No redeeming features to this dreadful 'comedy' - rubbish plot, leaden script, its good locations barely seen. Even Michael Sheen couldn't save it from its rightful trajectory into movie oblivion.
We hired this film because it was compared to 'Hannah Arendt' (a different sort of film entirely), & has a couple of excellent actors. From the opening music, I smelled schmaltz, & there's plenty of that here. On the positive side, it's visually outstanding in its recreation of a small German town during the Nazi years (what are those two smoking chimneys?), interiors, & clothing, & the portrayal of captured Jews, book-burning, & Germans taking refuge in the air-raid shelter is chilling, but the horribly chummy Omniscient Narrator, & frightful cod-German accents undermine all its virtues.

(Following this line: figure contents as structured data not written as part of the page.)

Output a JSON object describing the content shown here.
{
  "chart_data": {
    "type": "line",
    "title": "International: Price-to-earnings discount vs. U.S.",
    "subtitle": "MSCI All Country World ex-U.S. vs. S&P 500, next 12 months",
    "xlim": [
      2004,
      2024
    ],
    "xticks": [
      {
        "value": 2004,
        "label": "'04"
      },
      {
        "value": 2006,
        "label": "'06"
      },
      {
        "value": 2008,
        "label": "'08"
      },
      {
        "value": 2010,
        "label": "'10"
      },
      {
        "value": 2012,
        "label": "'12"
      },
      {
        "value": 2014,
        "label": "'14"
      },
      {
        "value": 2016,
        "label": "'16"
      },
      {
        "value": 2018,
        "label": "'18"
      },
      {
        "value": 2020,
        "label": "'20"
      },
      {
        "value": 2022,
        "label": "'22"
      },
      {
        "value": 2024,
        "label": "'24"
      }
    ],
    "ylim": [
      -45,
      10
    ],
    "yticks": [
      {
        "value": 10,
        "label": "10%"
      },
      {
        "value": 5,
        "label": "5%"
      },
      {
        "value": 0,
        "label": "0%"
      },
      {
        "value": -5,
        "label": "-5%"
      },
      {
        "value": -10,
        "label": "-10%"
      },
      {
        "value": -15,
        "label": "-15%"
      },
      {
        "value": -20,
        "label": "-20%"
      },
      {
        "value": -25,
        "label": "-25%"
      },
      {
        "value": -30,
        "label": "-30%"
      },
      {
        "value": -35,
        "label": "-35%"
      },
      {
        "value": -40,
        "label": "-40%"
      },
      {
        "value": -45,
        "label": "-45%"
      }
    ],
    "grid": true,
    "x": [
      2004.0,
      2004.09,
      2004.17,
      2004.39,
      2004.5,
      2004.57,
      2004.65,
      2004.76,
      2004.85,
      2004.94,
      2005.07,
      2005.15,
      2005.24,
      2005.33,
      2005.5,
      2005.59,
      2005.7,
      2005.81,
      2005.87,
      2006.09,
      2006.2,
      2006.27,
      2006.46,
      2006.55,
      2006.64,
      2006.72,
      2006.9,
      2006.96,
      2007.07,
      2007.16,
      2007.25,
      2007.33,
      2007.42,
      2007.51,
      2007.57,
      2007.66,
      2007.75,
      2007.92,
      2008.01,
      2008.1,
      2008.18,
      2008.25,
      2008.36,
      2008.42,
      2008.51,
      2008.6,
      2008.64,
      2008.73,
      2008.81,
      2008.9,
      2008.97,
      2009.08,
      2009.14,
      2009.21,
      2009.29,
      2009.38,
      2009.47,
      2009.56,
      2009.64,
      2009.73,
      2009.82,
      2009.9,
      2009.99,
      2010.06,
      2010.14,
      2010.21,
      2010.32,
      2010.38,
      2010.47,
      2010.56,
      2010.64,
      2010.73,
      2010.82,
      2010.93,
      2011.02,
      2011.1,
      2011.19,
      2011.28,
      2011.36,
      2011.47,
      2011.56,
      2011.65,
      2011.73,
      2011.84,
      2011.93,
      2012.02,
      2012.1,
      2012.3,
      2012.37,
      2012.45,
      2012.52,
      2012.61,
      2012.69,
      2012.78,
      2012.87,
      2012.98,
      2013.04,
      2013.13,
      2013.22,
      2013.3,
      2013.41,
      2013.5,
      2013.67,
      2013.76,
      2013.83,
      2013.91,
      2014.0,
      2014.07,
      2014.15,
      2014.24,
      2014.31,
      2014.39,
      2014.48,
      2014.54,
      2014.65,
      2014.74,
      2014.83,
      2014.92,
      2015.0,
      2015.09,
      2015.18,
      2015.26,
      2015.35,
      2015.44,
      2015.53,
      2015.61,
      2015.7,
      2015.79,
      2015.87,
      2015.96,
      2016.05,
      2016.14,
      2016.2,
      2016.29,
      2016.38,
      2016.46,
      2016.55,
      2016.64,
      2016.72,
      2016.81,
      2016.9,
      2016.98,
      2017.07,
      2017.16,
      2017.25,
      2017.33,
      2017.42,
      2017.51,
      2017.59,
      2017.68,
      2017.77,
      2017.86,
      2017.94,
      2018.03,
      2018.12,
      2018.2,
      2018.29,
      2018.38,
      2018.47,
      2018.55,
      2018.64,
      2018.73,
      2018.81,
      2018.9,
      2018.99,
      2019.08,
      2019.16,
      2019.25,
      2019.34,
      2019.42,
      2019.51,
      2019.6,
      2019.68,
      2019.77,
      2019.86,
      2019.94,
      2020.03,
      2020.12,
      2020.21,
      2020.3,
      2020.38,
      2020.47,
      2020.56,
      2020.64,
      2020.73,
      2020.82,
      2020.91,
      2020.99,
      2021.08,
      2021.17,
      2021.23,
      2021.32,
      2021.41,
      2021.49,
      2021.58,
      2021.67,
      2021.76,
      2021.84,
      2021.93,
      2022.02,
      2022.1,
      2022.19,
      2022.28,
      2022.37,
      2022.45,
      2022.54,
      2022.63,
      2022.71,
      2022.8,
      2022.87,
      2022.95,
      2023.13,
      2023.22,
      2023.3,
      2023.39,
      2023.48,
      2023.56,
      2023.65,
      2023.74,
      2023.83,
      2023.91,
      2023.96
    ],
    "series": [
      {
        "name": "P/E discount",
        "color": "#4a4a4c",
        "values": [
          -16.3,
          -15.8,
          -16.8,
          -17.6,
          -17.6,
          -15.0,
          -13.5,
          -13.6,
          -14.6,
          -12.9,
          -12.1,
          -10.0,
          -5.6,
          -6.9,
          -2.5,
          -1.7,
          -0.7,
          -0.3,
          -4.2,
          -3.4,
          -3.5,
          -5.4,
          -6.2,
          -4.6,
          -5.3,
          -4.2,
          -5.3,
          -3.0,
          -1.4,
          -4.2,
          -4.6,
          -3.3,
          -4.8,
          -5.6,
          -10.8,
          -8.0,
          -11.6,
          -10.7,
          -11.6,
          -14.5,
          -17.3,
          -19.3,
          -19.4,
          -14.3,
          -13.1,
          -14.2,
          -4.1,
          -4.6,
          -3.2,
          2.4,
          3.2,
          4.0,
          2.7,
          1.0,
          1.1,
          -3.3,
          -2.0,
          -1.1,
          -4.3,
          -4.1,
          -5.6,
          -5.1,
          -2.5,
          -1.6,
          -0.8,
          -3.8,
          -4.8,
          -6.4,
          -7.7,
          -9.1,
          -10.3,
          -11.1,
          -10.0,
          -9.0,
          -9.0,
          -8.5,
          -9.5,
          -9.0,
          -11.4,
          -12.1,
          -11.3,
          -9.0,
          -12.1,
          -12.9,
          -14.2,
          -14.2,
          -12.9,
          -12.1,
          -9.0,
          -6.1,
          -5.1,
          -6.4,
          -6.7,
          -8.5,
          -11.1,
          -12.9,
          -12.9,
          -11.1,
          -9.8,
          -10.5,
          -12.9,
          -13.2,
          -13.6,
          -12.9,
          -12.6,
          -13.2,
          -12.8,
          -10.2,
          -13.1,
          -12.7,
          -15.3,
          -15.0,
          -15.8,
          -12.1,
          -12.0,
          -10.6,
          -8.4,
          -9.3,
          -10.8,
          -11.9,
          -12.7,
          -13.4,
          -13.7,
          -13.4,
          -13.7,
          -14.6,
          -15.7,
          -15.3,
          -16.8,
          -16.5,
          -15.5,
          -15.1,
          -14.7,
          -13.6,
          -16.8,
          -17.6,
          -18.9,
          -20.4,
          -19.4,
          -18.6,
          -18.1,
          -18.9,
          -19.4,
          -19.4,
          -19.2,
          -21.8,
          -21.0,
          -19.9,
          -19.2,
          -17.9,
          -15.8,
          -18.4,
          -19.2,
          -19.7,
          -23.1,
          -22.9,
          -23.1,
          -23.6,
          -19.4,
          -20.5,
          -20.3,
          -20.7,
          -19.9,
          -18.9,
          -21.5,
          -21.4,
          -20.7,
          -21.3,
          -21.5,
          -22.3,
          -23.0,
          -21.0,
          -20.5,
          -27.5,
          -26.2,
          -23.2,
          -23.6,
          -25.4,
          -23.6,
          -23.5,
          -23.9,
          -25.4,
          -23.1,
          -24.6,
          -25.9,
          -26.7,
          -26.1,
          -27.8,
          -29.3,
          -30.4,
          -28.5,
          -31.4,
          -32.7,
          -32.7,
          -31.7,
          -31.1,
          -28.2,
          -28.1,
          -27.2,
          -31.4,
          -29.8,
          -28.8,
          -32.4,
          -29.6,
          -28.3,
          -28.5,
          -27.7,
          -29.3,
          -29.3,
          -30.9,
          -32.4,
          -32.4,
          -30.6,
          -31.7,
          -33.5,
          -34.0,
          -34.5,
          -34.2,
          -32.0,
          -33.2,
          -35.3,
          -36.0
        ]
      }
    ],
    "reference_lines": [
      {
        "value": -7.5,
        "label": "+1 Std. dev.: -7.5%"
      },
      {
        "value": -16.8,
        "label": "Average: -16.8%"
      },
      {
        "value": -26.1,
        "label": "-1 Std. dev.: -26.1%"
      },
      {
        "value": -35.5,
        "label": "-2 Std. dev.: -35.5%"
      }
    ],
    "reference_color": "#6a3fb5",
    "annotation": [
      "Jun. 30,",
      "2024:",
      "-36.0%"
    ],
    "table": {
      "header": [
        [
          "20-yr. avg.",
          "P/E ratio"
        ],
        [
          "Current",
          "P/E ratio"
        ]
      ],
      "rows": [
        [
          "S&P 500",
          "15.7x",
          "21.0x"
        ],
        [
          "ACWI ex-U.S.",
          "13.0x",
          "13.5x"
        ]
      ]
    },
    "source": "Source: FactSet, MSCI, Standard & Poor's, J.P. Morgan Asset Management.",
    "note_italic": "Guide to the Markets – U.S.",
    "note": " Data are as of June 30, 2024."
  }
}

Disc 1 was very good, with a quick overview of the historic roots of punk in garage rock & outsider/Beat literature, & comments from participants & observers, but Disc 2 was poorly edited, & we don't really need to hear Henry Rollins' & others' comments three times over in different sections.

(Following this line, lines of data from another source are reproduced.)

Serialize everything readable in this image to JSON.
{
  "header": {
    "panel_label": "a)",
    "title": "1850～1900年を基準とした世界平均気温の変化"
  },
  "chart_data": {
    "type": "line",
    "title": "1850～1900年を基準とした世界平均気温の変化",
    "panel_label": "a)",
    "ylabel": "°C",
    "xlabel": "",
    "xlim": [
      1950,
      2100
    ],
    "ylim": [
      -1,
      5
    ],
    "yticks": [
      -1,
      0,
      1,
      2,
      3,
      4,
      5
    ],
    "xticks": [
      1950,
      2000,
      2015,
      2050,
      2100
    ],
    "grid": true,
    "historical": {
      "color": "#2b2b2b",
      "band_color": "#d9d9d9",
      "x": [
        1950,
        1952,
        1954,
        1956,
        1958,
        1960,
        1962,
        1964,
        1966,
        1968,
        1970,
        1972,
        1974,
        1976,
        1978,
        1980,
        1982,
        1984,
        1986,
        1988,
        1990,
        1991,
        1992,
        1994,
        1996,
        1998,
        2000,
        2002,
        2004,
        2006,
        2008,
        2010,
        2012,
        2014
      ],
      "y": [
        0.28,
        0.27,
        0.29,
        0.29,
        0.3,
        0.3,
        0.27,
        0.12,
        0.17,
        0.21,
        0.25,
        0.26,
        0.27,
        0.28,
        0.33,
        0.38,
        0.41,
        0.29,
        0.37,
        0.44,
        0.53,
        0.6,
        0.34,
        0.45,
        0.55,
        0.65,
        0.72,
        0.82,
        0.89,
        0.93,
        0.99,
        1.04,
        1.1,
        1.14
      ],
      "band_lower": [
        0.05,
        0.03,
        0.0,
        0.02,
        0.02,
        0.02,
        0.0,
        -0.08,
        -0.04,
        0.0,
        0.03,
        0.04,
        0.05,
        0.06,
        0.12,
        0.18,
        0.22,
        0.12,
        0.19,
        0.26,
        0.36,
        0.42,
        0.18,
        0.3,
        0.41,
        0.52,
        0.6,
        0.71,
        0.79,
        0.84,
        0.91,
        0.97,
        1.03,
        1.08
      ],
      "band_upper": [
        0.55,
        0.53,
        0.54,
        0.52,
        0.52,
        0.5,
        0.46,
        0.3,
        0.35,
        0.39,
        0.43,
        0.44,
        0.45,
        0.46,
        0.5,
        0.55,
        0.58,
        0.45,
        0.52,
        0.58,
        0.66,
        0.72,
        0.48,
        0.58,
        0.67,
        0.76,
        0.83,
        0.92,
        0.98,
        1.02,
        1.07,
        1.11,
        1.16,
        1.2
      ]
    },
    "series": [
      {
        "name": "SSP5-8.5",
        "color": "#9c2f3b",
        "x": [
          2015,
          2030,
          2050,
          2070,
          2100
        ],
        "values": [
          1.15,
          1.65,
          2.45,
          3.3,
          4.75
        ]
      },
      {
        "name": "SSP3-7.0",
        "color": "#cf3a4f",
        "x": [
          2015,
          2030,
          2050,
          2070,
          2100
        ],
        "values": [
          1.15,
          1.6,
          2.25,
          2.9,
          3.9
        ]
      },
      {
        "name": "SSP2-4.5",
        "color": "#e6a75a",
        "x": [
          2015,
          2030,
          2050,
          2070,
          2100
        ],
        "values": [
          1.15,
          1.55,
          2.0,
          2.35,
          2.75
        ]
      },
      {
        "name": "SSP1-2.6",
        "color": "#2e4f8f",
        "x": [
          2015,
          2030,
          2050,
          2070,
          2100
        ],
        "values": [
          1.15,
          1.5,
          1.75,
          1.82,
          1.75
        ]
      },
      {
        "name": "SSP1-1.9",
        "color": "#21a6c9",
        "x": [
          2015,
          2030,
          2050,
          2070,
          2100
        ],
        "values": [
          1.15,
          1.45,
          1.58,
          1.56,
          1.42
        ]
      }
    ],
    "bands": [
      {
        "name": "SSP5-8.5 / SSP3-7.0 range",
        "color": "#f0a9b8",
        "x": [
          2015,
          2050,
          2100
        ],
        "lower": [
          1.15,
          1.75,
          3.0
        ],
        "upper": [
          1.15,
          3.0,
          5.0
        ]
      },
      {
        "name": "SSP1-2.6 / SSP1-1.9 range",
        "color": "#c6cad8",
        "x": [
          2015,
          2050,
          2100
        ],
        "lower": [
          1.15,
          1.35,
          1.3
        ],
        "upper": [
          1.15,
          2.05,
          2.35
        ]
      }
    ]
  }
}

This is certainly a masterpiece, assured, unsparing, & heart-scalding, definitely one we'd watch again later. Black & white film, which gives the feel of the times, but also highlights forms & passing brightness.
Beautifully made, funny & brilliantly tailored, if predictable, & with a nod to a lot of old films & stock characters. Jennifer Jason Leigh is brilliant as usual, though the Tim Robbins character needed a bit more character & fibre to be credible as her boyfriend.

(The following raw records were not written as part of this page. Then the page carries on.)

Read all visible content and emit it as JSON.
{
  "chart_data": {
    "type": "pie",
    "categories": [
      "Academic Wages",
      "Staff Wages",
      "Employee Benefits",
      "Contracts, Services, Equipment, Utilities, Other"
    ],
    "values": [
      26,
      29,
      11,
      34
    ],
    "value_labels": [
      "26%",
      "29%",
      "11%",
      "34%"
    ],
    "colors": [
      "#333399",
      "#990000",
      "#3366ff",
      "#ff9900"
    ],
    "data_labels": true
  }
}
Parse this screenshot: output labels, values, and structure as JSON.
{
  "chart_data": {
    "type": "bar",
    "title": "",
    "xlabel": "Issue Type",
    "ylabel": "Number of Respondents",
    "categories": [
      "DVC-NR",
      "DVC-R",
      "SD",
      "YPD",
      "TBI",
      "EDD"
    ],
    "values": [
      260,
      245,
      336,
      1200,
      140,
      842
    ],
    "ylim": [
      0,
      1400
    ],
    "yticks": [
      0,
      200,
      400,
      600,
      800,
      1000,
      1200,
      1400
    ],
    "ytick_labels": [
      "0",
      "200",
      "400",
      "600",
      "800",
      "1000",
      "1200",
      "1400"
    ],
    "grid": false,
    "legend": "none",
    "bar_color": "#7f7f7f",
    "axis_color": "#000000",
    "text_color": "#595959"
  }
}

The sleeve called it 'comedy' - barely 'comedy', but tragedy with a few laughs, as a good, intelligent priest faces a death threat & the temptation to save himself, highlighted against grotesque characters (no-one really needed to enter the confessional, as the parishioners waved their deeds & mideeds out in public), & the horrible history of Ireland & of the Catholic Church. Well-made, sound performances, played against the heartbreaking beauty of the West of Ireland.
We watched 'Nashville' again this week (2014), which I saw when it was new in 1977. I think it's Altman's masterpiece, a powerful & affecting tribute to country music, a sideswipe at the music & media industry, & an atmospheric elegy to an innocence that was departing post-Watergate & post-Vietnam, dancing, as so often with Altman, on the verge of chaos. Excellent performances, & Ronee Blakley is luminous as a fragile, gifted country singer. One to watch again.
No schmaltz, but plenty of wit & heartscalding dark humour in this one. The old fella pursuing his dream is far from cute, but unfolds & becomes more understandable as the story goes on. Great acting all round, & the mother is monstrously funny. The wide open landscape is almost a character in itself.
Truly dreadful, a plot that might have flown if done as an indy is a leaden Hollywood fairy tale. We got it on the good reviews, but were appalled at its utter lack of any real feeling. Don Cheadle struggles, Adam Sandler whines, Liv Tyler twitters soothingly; the best part is the dental receptionist.
We like a lot of the old, clumsy, slapstick British comedies, but this version of 'The Goose' had been edited, with many of the best bits missing (teaching the German lads English pronunciation & idiom), so lacked flow & many gags.
The plot relies on coincidence piled on coincidence, & even great actors can't make it float, but it held our attention for the duration.